There's some good insight in this post. I think the deepest observation is that current recommendation technology cannot recommend outside of the space of taste observations it has seen, so users don't get recommendations for things they have no idea even exist that they might like very much. My guess is that people won't find these recommendations very interesting if they're not "prepared" for them. That is, we can move in a trajectory from where we are in taste space to where we might go, but we cannot jump easily from one point to another without cognitive dissonance.

I think there are also mistaken ideas in this post, though. Practically there may be a big difference between a good friend who knows me well and can make recommendations to me, and a machine learning algorithm that has seen my behavior and is making recommendations based on that behavior. However, it's important to remember that philisophically, there is not a fundamental difference. Neither the person nor the machine has studied my computational machinery in any serious way; both are basing their recommendations entirely on externally visible actions. If we're not careful, we end up defining recommendations as things that can only happen if we have solved the problem of "strong AI", and can fully simulate a human. The existence of good friends who are good recommenders despite not having a strong AI model of how my brain works, demonstrates that is not necessary.

(My arguments are based on the hypothesis that the human theory of mind is primarily based on observation (a posteriori), rather than based on reflection (my brain works like this, therefore your brain must be similar) ... It is possible that that hypothesis is incorrect, and that humans are able to reflect on their own computational mechanisms in a way that yields insight into the way others' brains work, in ways that are not available to a computer that cannot simulate a human brain. I don't have good scientific evidence one way or the other, but my own experience is that people are lousy at understanding other people's computation mechanisms. (One of my friends, a psychology Ph.D., encodes this perspective as "don't reason based on your guesses about other people's motivations". Instead, he encourages reasoning based on their observed behavior.)


Steven Ruttenberg said...

John, I personally am thrilled when I discover something new that I really enjoy. Ideally this is the function of recommender systems; not simply to re-introduce you to something you already know exists. There may be people who need to be semi-familiar with something in order to appreciate it upon re-introduction, but that's not me or most of my friends.
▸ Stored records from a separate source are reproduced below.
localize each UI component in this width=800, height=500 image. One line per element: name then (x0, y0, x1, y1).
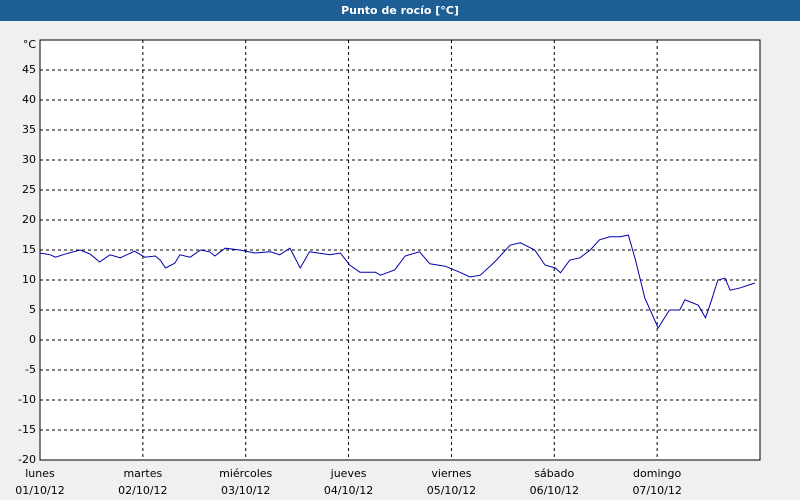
x-tick-label: sábado (534, 467, 574, 480)
y-tick-label: 25 (22, 183, 36, 196)
x-tick-label: martes (123, 467, 162, 480)
data-line (39, 234, 756, 330)
x-tick-date: 01/10/12 (15, 484, 64, 497)
x-tick-date: 06/10/12 (530, 484, 579, 497)
x-tick-date: 04/10/12 (324, 484, 373, 497)
y-tick-label: 30 (22, 153, 36, 166)
y-tick-label: 35 (22, 123, 36, 136)
y-tick-label: -10 (18, 393, 36, 406)
y-tick-label: -15 (18, 423, 36, 436)
x-tick-date: 03/10/12 (221, 484, 270, 497)
y-tick-label: 20 (22, 213, 36, 226)
x-tick-label: miércoles (219, 467, 272, 480)
y-tick-label: 10 (22, 273, 36, 286)
x-tick-date: 07/10/12 (632, 484, 681, 497)
y-tick-label: 45 (22, 63, 36, 76)
x-tick-date: 05/10/12 (427, 484, 476, 497)
x-tick-label: jueves (330, 467, 367, 480)
x-tick-date: 02/10/12 (118, 484, 167, 497)
title-bar (0, 0, 800, 21)
y-unit: °C (23, 38, 37, 51)
y-tick-label: 40 (22, 93, 36, 106)
y-tick-label: -5 (25, 363, 36, 376)
y-tick-label: -20 (18, 453, 36, 466)
x-tick-label: lunes (25, 467, 55, 480)
y-tick-label: 5 (29, 303, 36, 316)
y-tick-label: 0 (29, 333, 36, 346)
x-tick-label: domingo (633, 467, 681, 480)
y-tick-label: 15 (22, 243, 36, 256)
chart-title: Punto de rocío [°C] (341, 4, 459, 17)
x-tick-label: viernes (431, 467, 471, 480)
I think most people are prepared to evaluate new media, ideas, products and other people, though there may need to be a rumination period.

A good friend understands you better than simply the sum of a few of your past choices. As much as your choices are based on your attitudes, values and personality, a good friend has a real advantage (practically and philosophically). Your choices are only the effect of what a good friend already knows about you. Of course, a good friend may have severe limitations of exposure, perception, and natural ability to intuit a potential match between the person and the item.
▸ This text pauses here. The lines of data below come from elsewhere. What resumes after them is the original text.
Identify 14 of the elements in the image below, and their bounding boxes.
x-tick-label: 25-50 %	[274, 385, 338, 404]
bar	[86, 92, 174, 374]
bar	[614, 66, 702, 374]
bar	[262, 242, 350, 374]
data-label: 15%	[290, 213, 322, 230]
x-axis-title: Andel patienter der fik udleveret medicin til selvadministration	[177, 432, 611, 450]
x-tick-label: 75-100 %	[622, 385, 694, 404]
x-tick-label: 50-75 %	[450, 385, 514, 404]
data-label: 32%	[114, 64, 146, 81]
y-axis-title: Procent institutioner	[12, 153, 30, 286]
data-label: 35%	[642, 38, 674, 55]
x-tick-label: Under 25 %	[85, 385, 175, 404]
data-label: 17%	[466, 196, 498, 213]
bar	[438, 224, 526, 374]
Recommendations do not require 'strong AI', and our system does not attempt it. But a filter should become more accurate the better it 'understands' a person's way of thinking (the cause). A good friend understands your brain, often better than you do. I think people build a model of people they have relationships with. Often it is an idealized model, often highly simplified, often starting out identical to their self-model, but nonetheless constantly refined.